O da yetmedi, CHP’ye yakın firmalar, depremzedeler için kurdukları çadırları söküp, içlerindeki acı hâlâ taptaze olan o insanların yüreğini bir kez daha yaktılar.
Şükür ki, devletin başında herkese, her kesime, her mağdura ve mazluma kol kanat geren bir iktidar var. Daha ilk gün tepkisini ortaya koyan ve hafta sonunda da depremzedeleri bağrına basan Cumhurbaşkanı Erdoğan, CHP’nin yaptığı insanlık dışı tavrı ‘vicdansızlık’ olarak tanımlayıp, “Kardeşlerimizi asla yalnız bırakmayız” diyerek, devletin şefkat elinin daima afetzedelerin üzerlerinde olacağının altını çizdi.
Daha dün bir bugün iki…
Bunlar başkanlık seçimi daha netleşmemiş iken, verdikleri onca sözü yiyip yutuyorlar…
Helalleşme hak getire…
Kucaklaşma laftan ibaret…
Bununla da kalsa iyi…
Evleri bedava vereceklerini dile getirdikleri depremzedeleri evlerden, otellerden atmaları tam bir felaket!
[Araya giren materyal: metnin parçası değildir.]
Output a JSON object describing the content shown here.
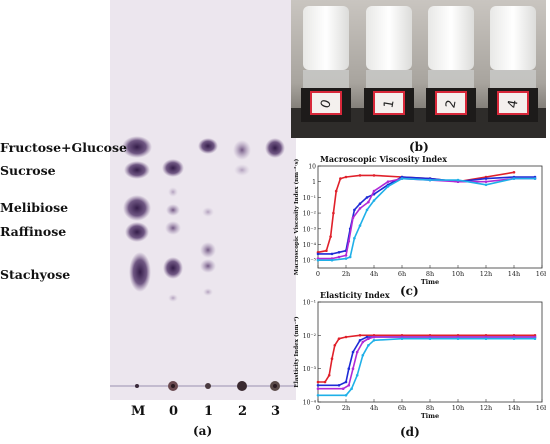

Allah milletimizi bu zihniyete mahkûm etmesin inşaallah…
Ehhh…
Bir yanda daha seçim sürecindeyken gerçek yüzünü ifşa eden muhalefet, diğer yanda her zamanki gibi vatandaşını ezdirmeyen, afetzedesine koşup sarılan iktidar…
Şimdi elimizi vicdanımıza koyup 28 Mayıs’ta gereğini yapma zamanı.
Aman! Sakın ha tatil için, fındık toplamak için vs. sebeplerle gevşek davranıp oyunuzdan vazgeçmeyin!
Şimdi sandığa daha sıkı sarılma zamanı…
Haydi hayırlısı.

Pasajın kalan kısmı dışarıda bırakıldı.